The Natural History Museum (NHM) has received an additional £20m of Government funding for its Unlocked programme, it has announced.

The new capital adds to the £182m announced in the 2020 Spring Budget, which will allow it to move 28 million specimens to Thames Valley Science Park (TVSP) in partnership with the University of Reading.

Natural History Museum to move a third of its collection to multi-million research centre

The collection facility will also house a science and digitisation centre to support the Museum’s research capability.

The museum said the total £201m funding is part of a Government-wide priority to increase investment in UK science, research and development.

The NHM Unlocked programme will be one of the largest moves of natural history specimens globally. One third of the Museum’s collection, 28 million specimens, will move to Reading whilst 38 million specimens will move around the Museum’s estates in total, freeing up space to be returned to public galleries.

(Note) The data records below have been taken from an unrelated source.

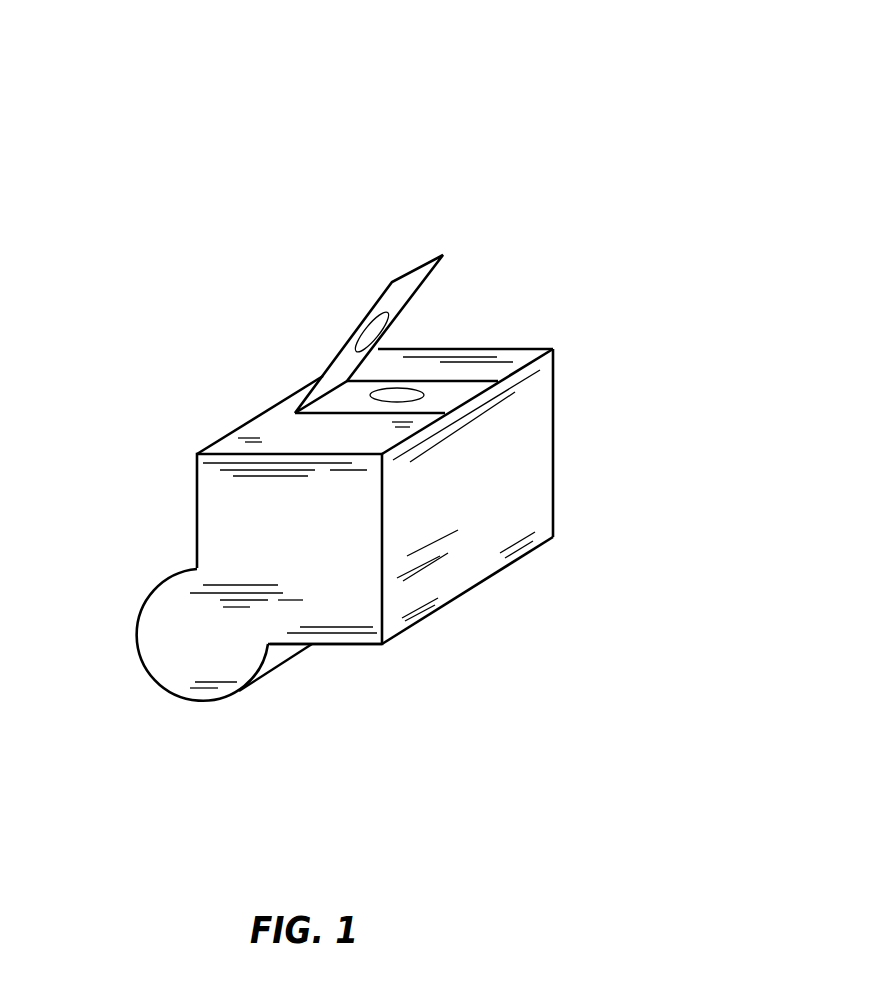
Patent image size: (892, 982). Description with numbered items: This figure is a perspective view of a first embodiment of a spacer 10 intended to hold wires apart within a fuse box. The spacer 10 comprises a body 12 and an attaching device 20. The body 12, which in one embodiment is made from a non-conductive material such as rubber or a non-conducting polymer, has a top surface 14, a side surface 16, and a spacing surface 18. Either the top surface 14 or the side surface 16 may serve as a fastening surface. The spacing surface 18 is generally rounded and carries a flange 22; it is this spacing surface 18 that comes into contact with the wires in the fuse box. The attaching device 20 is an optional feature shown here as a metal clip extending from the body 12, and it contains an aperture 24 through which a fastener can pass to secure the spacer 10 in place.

The spacer 10 is at (500, 118).
The body 12 is at (600, 423).
The top surface 14 is at (327, 449).
The side surface 16 is at (499, 498).
The spacing surface 18 is at (337, 678).
The attaching device 20 is at (368, 267).
The flange 22 is at (172, 647).
The aperture 24 is at (373, 332).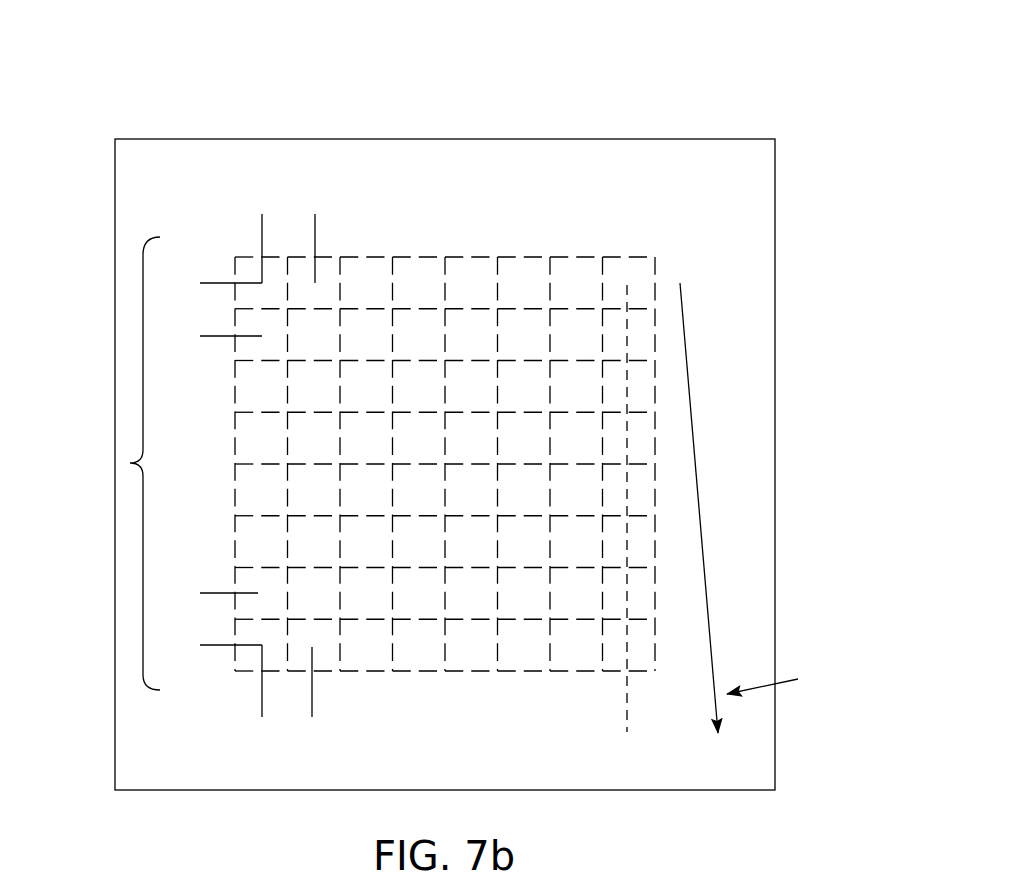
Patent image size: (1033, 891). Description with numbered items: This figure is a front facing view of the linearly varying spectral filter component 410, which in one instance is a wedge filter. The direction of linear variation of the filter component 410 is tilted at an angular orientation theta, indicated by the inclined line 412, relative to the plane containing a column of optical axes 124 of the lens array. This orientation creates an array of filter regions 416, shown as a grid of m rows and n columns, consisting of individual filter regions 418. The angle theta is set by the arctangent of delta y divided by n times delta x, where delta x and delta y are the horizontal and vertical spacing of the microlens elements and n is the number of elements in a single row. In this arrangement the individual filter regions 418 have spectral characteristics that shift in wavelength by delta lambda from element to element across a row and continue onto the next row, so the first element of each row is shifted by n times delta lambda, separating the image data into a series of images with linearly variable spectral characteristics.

In addition, 445,000 library objects – the equivalent of 5,500 metres – will move to Reading.

New storage will allow the museum to secure collections it has assessed as currently at risk of deterioration and damage from being housed in unsuitable buildings, alongside opening up galleries to the public which are currently used as storage.

Director of the Natural History Museum Doug Gurr says Natural History Museum said: “Once built, the centre will help find solutions to the planetary emergency using collections and research to answer the big questions of today including maintaining food security, improving biodiversity and addressing climate change.”

Culture Secretary Lucy Frazer said the investment “means the museum will be better placed to safely care for and increase access to its collections so they can be studied and enjoyed by future generations.”

The museum said over 9 million data points have been created since 2020, including detailed measurements to estimate the volume of space and specialist collections storage furniture needed in the new building.

It has also advanced the Museum’s partnership with the University of Reading and completed RIBA Stage 2 for the new site at TVSP.